The Department of Homeland Security asked a federal court Tuesday to dismiss a lawsuit brought by a group of American computer workers who have sued to stop the upcoming implementation of a regulation allowing H-4 spouses of H-1B visa holders to work.

In its motion to dismiss the case, DHS argues that the computer workers lack standing to sue because they have failed to demonstrate any actual and direct harm caused by the regulation, which is scheduled to take effect May 26.

“Indeed, they fail to submit a scintilla of documentary evidence supporting their claim that they have been injured,” DHS contends in its motion.

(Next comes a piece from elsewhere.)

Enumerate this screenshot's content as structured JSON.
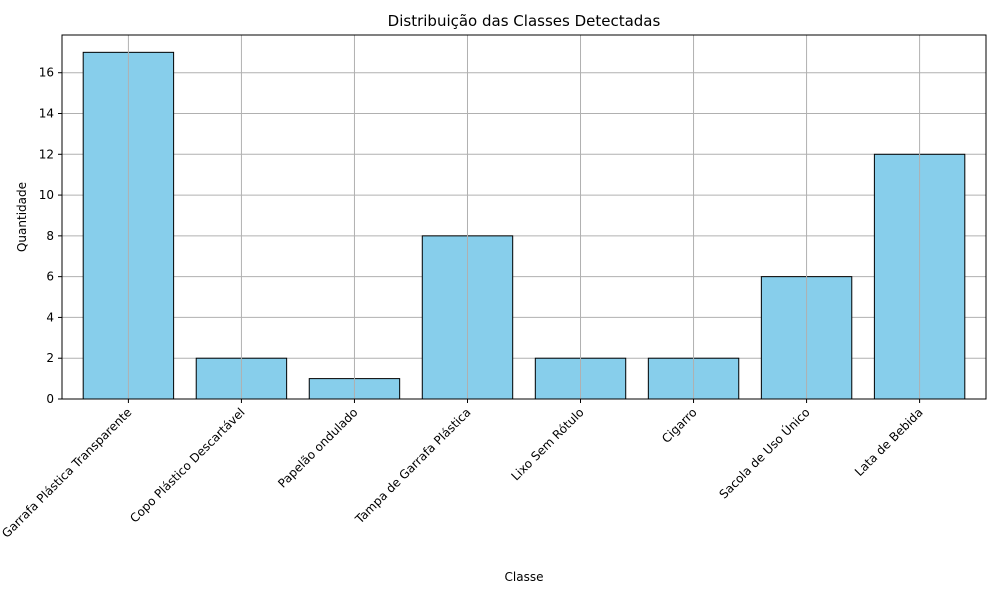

The lawsuit brought by the group, Save Jobs USA, asks the court to block the rule, claiming that its members will be harmed if the rule takes effect because they will now have to compete with H-4 spouses for jobs.

But DHS argued that the suit “asks this court to speculate as to how the as-of-yet not effective H-4 Employment Authorization Document rule might impact [Save Jobs USA]’s members, thereby requiring this court to engage in guesswork without the benefit of a tangible record or evidence to review.”

DHS also argues that it acted within the regulatory powers granted to it by Congress when it issued the regulation allowing H-4 work authorization.

BAL Comment: Unless the court acts soon to side with the complainant and halt the new regulation, the H-4 rule will be implemented by U.S. Citizenship and Immigration Services as planned on May 26.